LBFGS optimizer doesn't work for PINN training 🐛[BUG]:
Version
24.01
On which installation method(s) does this occur?
Docker, Pip, Source
Describe the issue
After specifying the optimizer to be bfgs in config file, it overrides the max_steps to 0
Minimum reproducible example
#config
defaults :
- modulus_default
- arch:
- fourier
- modified_fourier
- fully_connected
- multiscale_fourier
- scheduler: tf_exponential_lr
- optimizer: bfgs
- loss: sum
training:
rec_results_freq: 1000
max_steps : 150000
Relevant log output
[23:53:04] - lbfgs optimizer selected. Setting max_steps to 0
[23:53:05] - [step: 100000] lbfgs optimization in running
Error executing job with overrides: []
Traceback (most recent call last):
File "/mount/data/test/eikonal/eikonal.py", line 313, in run
slv.solve()
File "/usr/local/lib/python3.10/dist-packages/modulus/sym/solver/solver.py", line 173, in solve
self._train_loop(sigterm_handler)
File "/usr/local/lib/python3.10/dist-packages/modulus/sym/trainer.py", line 543, in _train_loop
loss, losses = self._cuda_graph_training_step(step)

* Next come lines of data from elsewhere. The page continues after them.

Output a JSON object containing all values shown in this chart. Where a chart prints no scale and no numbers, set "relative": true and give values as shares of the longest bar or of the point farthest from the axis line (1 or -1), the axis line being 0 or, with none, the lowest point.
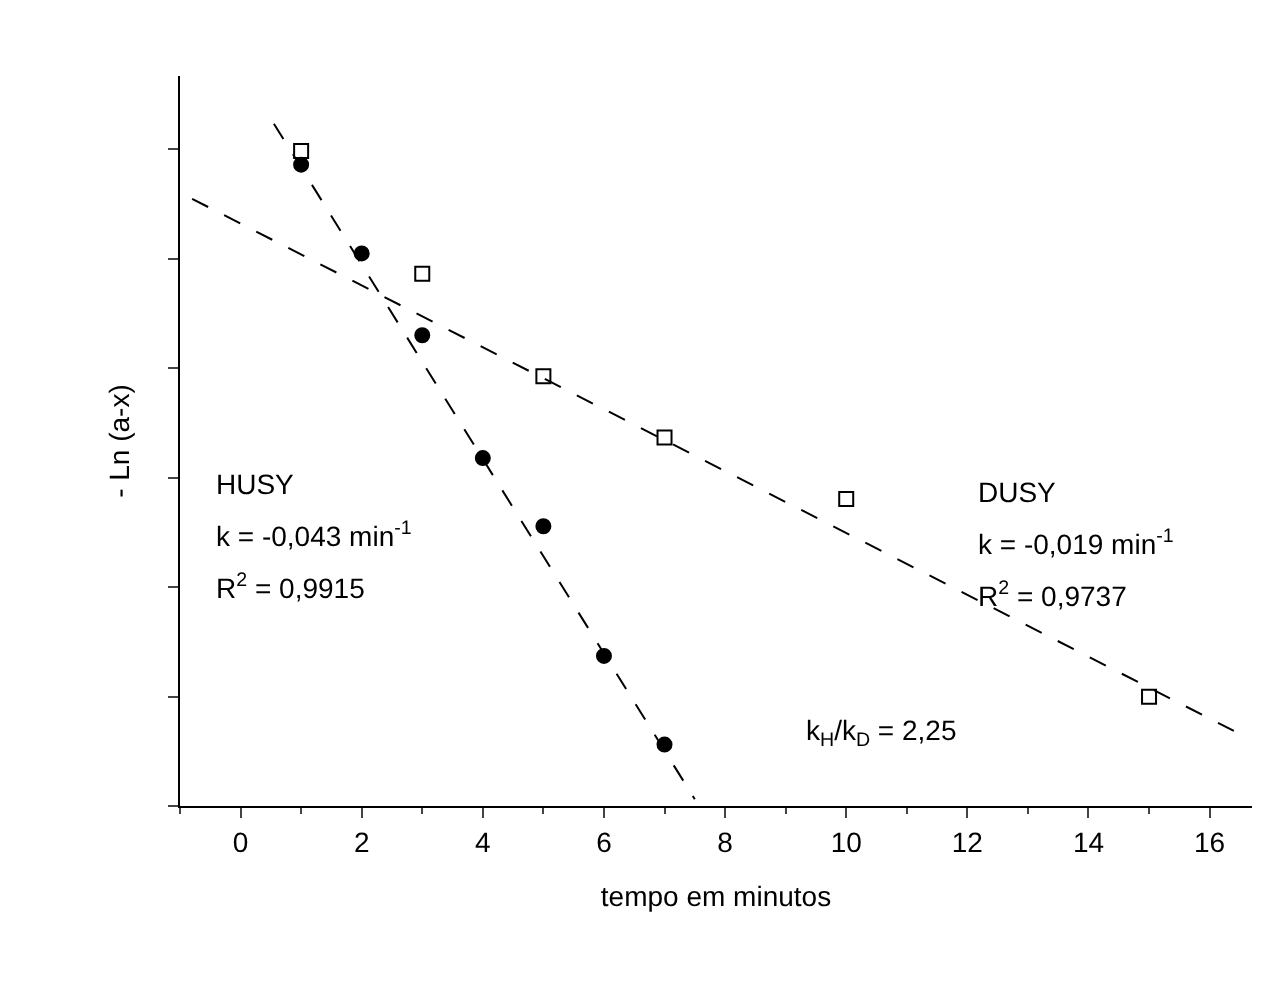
{
  "chart_data": {
    "type": "scatter",
    "relative": true,
    "xlabel": "tempo em minutos",
    "ylabel": "- Ln (a-x)",
    "xlim": [
      -1,
      16.7
    ],
    "xticks": [
      0,
      2,
      4,
      6,
      8,
      10,
      12,
      14,
      16
    ],
    "series": [
      {
        "marker": "square",
        "color": "#000000",
        "x": [
          1,
          3,
          5,
          7,
          10,
          15
        ],
        "values": [
          0.96,
          0.78,
          0.63,
          0.54,
          0.45,
          0.16
        ]
      },
      {
        "marker": "circle",
        "color": "#000000",
        "x": [
          1,
          2,
          3,
          4,
          5,
          6,
          7
        ],
        "values": [
          0.94,
          0.81,
          0.69,
          0.51,
          0.41,
          0.22,
          0.09
        ]
      },
      {
        "type": "line",
        "line_style": "dashed",
        "color": "#000000",
        "x": [
          -0.8,
          16.4
        ],
        "values": [
          0.89,
          0.11
        ]
      },
      {
        "type": "line",
        "line_style": "dashed",
        "color": "#000000",
        "x": [
          0.55,
          7.5
        ],
        "values": [
          1.0,
          0.01
        ]
      }
    ],
    "annotations": [
      "HUSY",
      "k = -0,043 min$^{-1}$",
      "R$^{2}$ = 0,9915",
      "DUSY",
      "k = -0,019 min$^{-1}$",
      "R$^{2}$ = 0,9737",
      "k$_{H}$/k$_{D}$ = 2,25"
    ]
  }
}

File "/usr/local/lib/python3.10/dist-packages/modulus/sym/trainer.py", line 730, in _cuda_graph_training_step
self.apply_gradients()
File "/usr/local/lib/python3.10/dist-packages/modulus/sym/trainer.py", line 185, in bfgs_apply_gradients
self.optimizer.step(self.bfgs_closure_func)

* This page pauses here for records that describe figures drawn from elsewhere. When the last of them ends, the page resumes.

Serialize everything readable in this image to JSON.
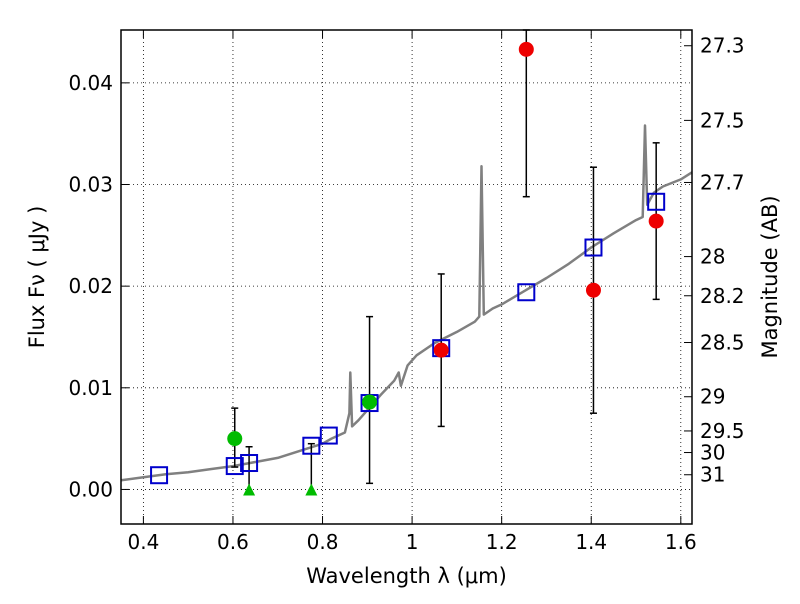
{
  "chart_data": {
    "type": "scatter",
    "xlabel": "Wavelength  λ (μm)",
    "ylabel": "Flux  Fν  ( μJy )",
    "ylabel_right": "Magnitude (AB)",
    "xlim": [
      0.35,
      1.625
    ],
    "ylim": [
      -0.0034,
      0.0452
    ],
    "grid": true,
    "x_ticks": [
      {
        "value": 0.4,
        "label": "0.4"
      },
      {
        "value": 0.6,
        "label": "0.6"
      },
      {
        "value": 0.8,
        "label": "0.8"
      },
      {
        "value": 1.0,
        "label": "1"
      },
      {
        "value": 1.2,
        "label": "1.2"
      },
      {
        "value": 1.4,
        "label": "1.4"
      },
      {
        "value": 1.6,
        "label": "1.6"
      }
    ],
    "y_ticks": [
      {
        "value": 0.0,
        "label": "0.00"
      },
      {
        "value": 0.01,
        "label": "0.01"
      },
      {
        "value": 0.02,
        "label": "0.02"
      },
      {
        "value": 0.03,
        "label": "0.03"
      },
      {
        "value": 0.04,
        "label": "0.04"
      }
    ],
    "right_ticks": [
      {
        "mag": 27.3,
        "label": "27.3"
      },
      {
        "mag": 27.5,
        "label": "27.5"
      },
      {
        "mag": 27.7,
        "label": "27.7"
      },
      {
        "mag": 28,
        "label": "28"
      },
      {
        "mag": 28.2,
        "label": "28.2"
      },
      {
        "mag": 28.5,
        "label": "28.5"
      },
      {
        "mag": 29,
        "label": "29"
      },
      {
        "mag": 29.5,
        "label": "29.5"
      },
      {
        "mag": 30,
        "label": "30"
      },
      {
        "mag": 31,
        "label": "31"
      }
    ],
    "series": [
      {
        "kind": "model-spectrum",
        "color": "#808080",
        "points": [
          [
            0.35,
            0.0009
          ],
          [
            0.4,
            0.0012
          ],
          [
            0.45,
            0.0015
          ],
          [
            0.5,
            0.0017
          ],
          [
            0.55,
            0.002
          ],
          [
            0.6,
            0.0023
          ],
          [
            0.65,
            0.0027
          ],
          [
            0.7,
            0.0031
          ],
          [
            0.75,
            0.0038
          ],
          [
            0.8,
            0.0045
          ],
          [
            0.82,
            0.005
          ],
          [
            0.85,
            0.0056
          ],
          [
            0.86,
            0.0075
          ],
          [
            0.862,
            0.0115
          ],
          [
            0.866,
            0.0062
          ],
          [
            0.88,
            0.0068
          ],
          [
            0.9,
            0.0078
          ],
          [
            0.93,
            0.0093
          ],
          [
            0.96,
            0.0107
          ],
          [
            0.97,
            0.0115
          ],
          [
            0.975,
            0.0102
          ],
          [
            0.99,
            0.0122
          ],
          [
            1.01,
            0.0132
          ],
          [
            1.05,
            0.0144
          ],
          [
            1.1,
            0.0155
          ],
          [
            1.14,
            0.0165
          ],
          [
            1.15,
            0.017
          ],
          [
            1.155,
            0.0318
          ],
          [
            1.16,
            0.0172
          ],
          [
            1.18,
            0.0178
          ],
          [
            1.2,
            0.0182
          ],
          [
            1.25,
            0.0195
          ],
          [
            1.3,
            0.0208
          ],
          [
            1.35,
            0.0222
          ],
          [
            1.4,
            0.0238
          ],
          [
            1.45,
            0.0252
          ],
          [
            1.5,
            0.0265
          ],
          [
            1.515,
            0.0268
          ],
          [
            1.52,
            0.0358
          ],
          [
            1.525,
            0.028
          ],
          [
            1.54,
            0.0292
          ],
          [
            1.56,
            0.0298
          ],
          [
            1.6,
            0.0305
          ],
          [
            1.625,
            0.0312
          ]
        ]
      },
      {
        "kind": "model-band-flux",
        "marker": "open-square",
        "color": "#0000cc",
        "points": [
          [
            0.435,
            0.0014
          ],
          [
            0.604,
            0.0023
          ],
          [
            0.636,
            0.0026
          ],
          [
            0.775,
            0.0043
          ],
          [
            0.814,
            0.0053
          ],
          [
            0.905,
            0.0085
          ],
          [
            1.065,
            0.0139
          ],
          [
            1.255,
            0.0194
          ],
          [
            1.405,
            0.0238
          ],
          [
            1.545,
            0.0283
          ]
        ]
      },
      {
        "kind": "observed",
        "marker": "circle",
        "color": "#00bb00",
        "points": [
          {
            "x": 0.604,
            "y": 0.005,
            "err_low": 0.0022,
            "err_high": 0.008
          },
          {
            "x": 0.905,
            "y": 0.0086,
            "err_low": 0.0006,
            "err_high": 0.017
          }
        ]
      },
      {
        "kind": "observed",
        "marker": "circle",
        "color": "#ee0000",
        "points": [
          {
            "x": 1.065,
            "y": 0.0137,
            "err_low": 0.0062,
            "err_high": 0.0212
          },
          {
            "x": 1.255,
            "y": 0.0433,
            "err_low": 0.0288,
            "err_high": 0.0452
          },
          {
            "x": 1.405,
            "y": 0.0196,
            "err_low": 0.0075,
            "err_high": 0.0317
          },
          {
            "x": 1.545,
            "y": 0.0264,
            "err_low": 0.0187,
            "err_high": 0.0341
          }
        ]
      },
      {
        "kind": "upper-limit",
        "marker": "triangle-up",
        "color": "#00bb00",
        "points": [
          {
            "x": 0.636,
            "y": 0.0,
            "err_high": 0.0042
          },
          {
            "x": 0.775,
            "y": 0.0,
            "err_high": 0.0045
          }
        ]
      }
    ]
  }
}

File "/usr/local/lib/python3.10/dist-packages/torch/optim/lr_scheduler.py", line 68, in wrapper
return wrapped(*args, **kwargs)
File "/usr/local/lib/python3.10/dist-packages/torch/optim/optimizer.py", line 379, in wrapper
out = func(*args, **kwargs)
File "/usr/local/lib/python3.10/dist-packages/torch/utils/_contextlib.py", line 115, in decorate_context
return func(*args, **kwargs)
File "/usr/local/lib/python3.10/dist-packages/torch/optim/lbfgs.py", line 298, in step
max_iter = group['max_iter']
KeyError: 'max_iter'
Environment details
No response
This issue is still active and needs fixing.
This is an expected behavior of the LBFGS optimizer in Modulus-Sym. Inside Modulus-Sym, the optimizer will set the max_steps to zero. If the training is started from scratch, this issue should not show up and the training should run successfully. Reference:
[18:49:00] - attempting to restore from: outputs/helmholtz
[18:49:00] - optimizer checkpoint not found
[18:49:00] - model wave_network.0.pth not found
[18:49:00] - lbfgs optimizer selected. Setting max_steps to 0
/usr/local/lib/python3.10/dist-packages/modulus/sym/eq/derivatives.py:120: FutureWarning: `torch.cuda.amp.autocast(args...)` is deprecated. Please use `torch.amp.autocast('cuda', args...)` instead.
with torch.cuda.amp.autocast(enabled=False):
with torch.cuda.amp.autocast(enabled=False):
[18:49:00] - [step: 0] lbfgs optimization in running
[18:49:58] - lbfgs optimization completed after 1000 steps
[18:49:58] - [step: 0] record constraint batch time: 5.987e-02s
[18:50:00] - [step: 0] record validators time: 2.309e+00s
[18:50:01] - [step: 0] saved checkpoint to outputs/helmholtz
[18:50:01] - [step: 0] loss: 1.007e+04
[18:50:01] - [step: 0] reached maximum training steps, finished training!
However, the above error occurs, if you switch the optimizer in the middle of training. For example, go from adam to bfgs after a few steps. While this is technically possible, Modulus-Sym does not currently allow such workflows. For such cases, its recommended to check the main Modulus library.